Tesla Agrees to Recall 135K Vehicles Over Touchscreen Display Complaints
Tesla Inc. has agreed to recall 134,951 Model S and Model X vehicles with touchscreen displays that could fail after U.S. auto safety regulators sought the recall last month, according to a recall posted on a government website Tuesday.
The National Highway Traffic Safety Administration (NHTSA) made the unusual recall request in a formal Jan. 13 letter to Tesla, saying it had tentatively concluded the 2012-2018 Model S and 2016-2018 Model X vehicles pose a safety issue.
The agency said touchscreen failures pose significant safety issues, including the loss of rearview/backup camera images and windshield defogging and defrosting systems that “may decrease the driver’s visibility in inclement weather.”

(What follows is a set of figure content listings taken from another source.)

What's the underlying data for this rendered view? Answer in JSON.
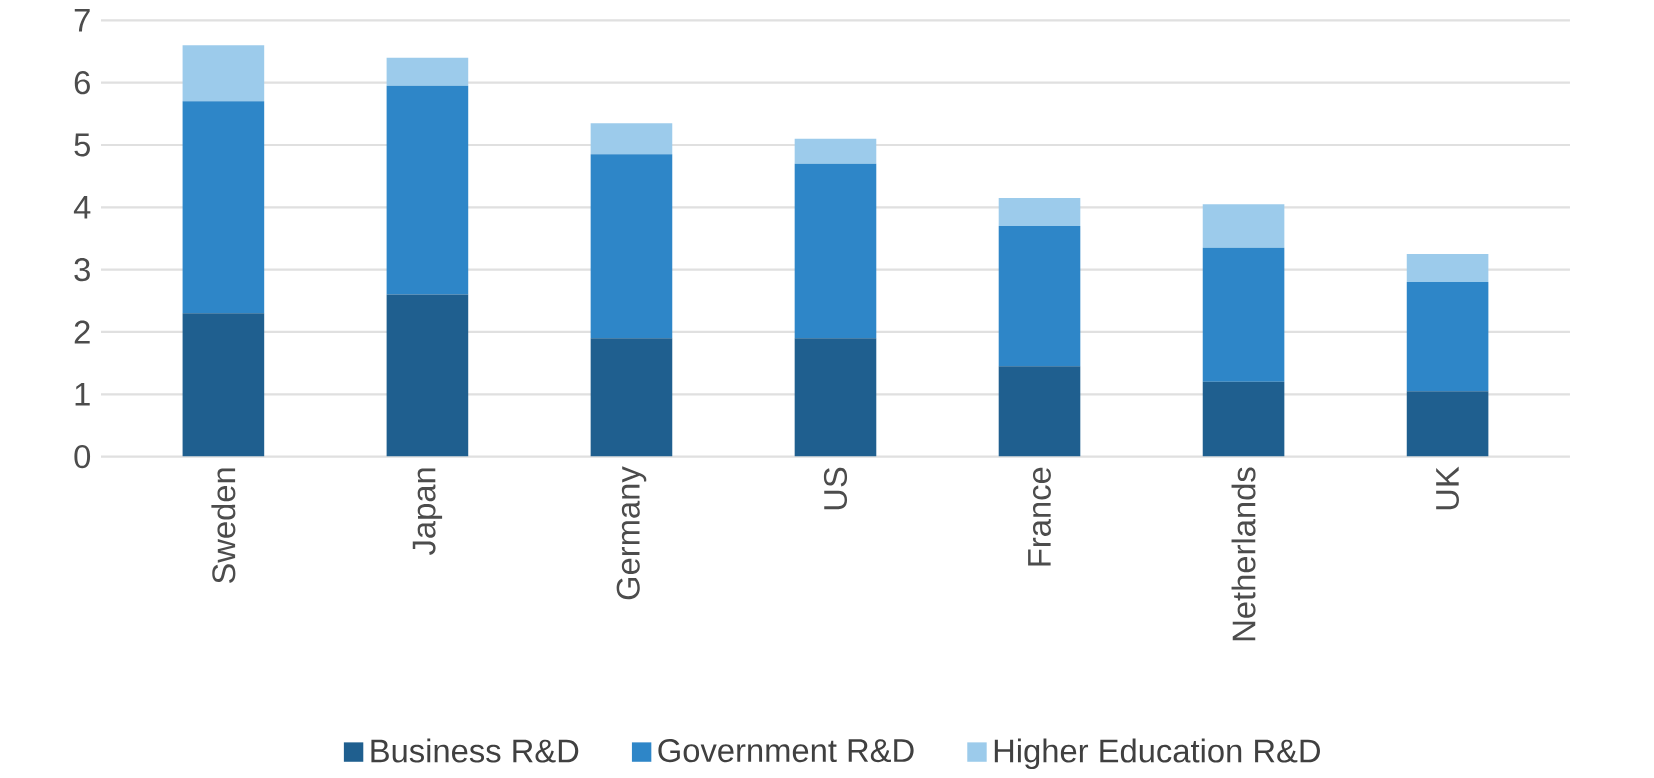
{
  "chart_data": {
    "type": "bar",
    "stacked": true,
    "categories": [
      "Sweden",
      "Japan",
      "Germany",
      "US",
      "France",
      "Netherlands",
      "UK"
    ],
    "series": [
      {
        "name": "Business R&D",
        "color": "#1f5f8f",
        "values": [
          2.3,
          2.6,
          1.9,
          1.9,
          1.45,
          1.2,
          1.05
        ]
      },
      {
        "name": "Government R&D",
        "color": "#2e86c8",
        "values": [
          3.4,
          3.35,
          2.95,
          2.8,
          2.25,
          2.15,
          1.75
        ]
      },
      {
        "name": "Higher Education R&D",
        "color": "#9ccbeb",
        "values": [
          0.9,
          0.45,
          0.5,
          0.4,
          0.45,
          0.7,
          0.45
        ]
      }
    ],
    "ylim": [
      0,
      7
    ],
    "yticks": [
      0,
      1,
      2,
      3,
      4,
      5,
      6,
      7
    ],
    "grid": "y",
    "legend": "bottom"
  }
}
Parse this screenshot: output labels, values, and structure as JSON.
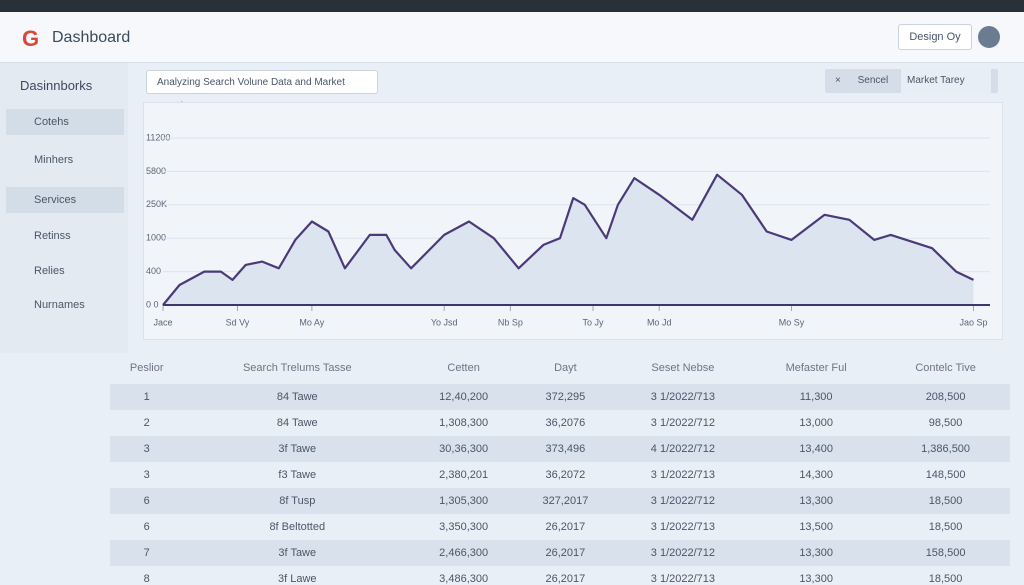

Tesla said in its filing with NHTSA that “in the interest of bringing administrative closure to the investigation and to ensure the best ownership experience for our customers” it agreed to a voluntary recall.
NHTSA opened a probe in June 2020 into complaints that media control unit (MCU) failures led to touchscreen displays not working.
NHTSA said other automakers issued numerous recalls for similar safety issues.
NHTSA said in November when it upgraded its probe that it reviewed 12,523 claims and complaints about the issue.
Many complaints said Tesla requires owners to pay to replace the unit once warranties expire.
Tesla acknowledged the problem but said if the display was not working, “the driver can perform a shoulder check and use the mirrors. If the screen is not visible to control the climate control and defroster settings, the driver will be able to manually clear the windshield.”
The recall will begin March 30. NHTSA had sought a recall of 158,000 vehicles but Tesla said the recall does not include some vehicles that had an upgraded processor.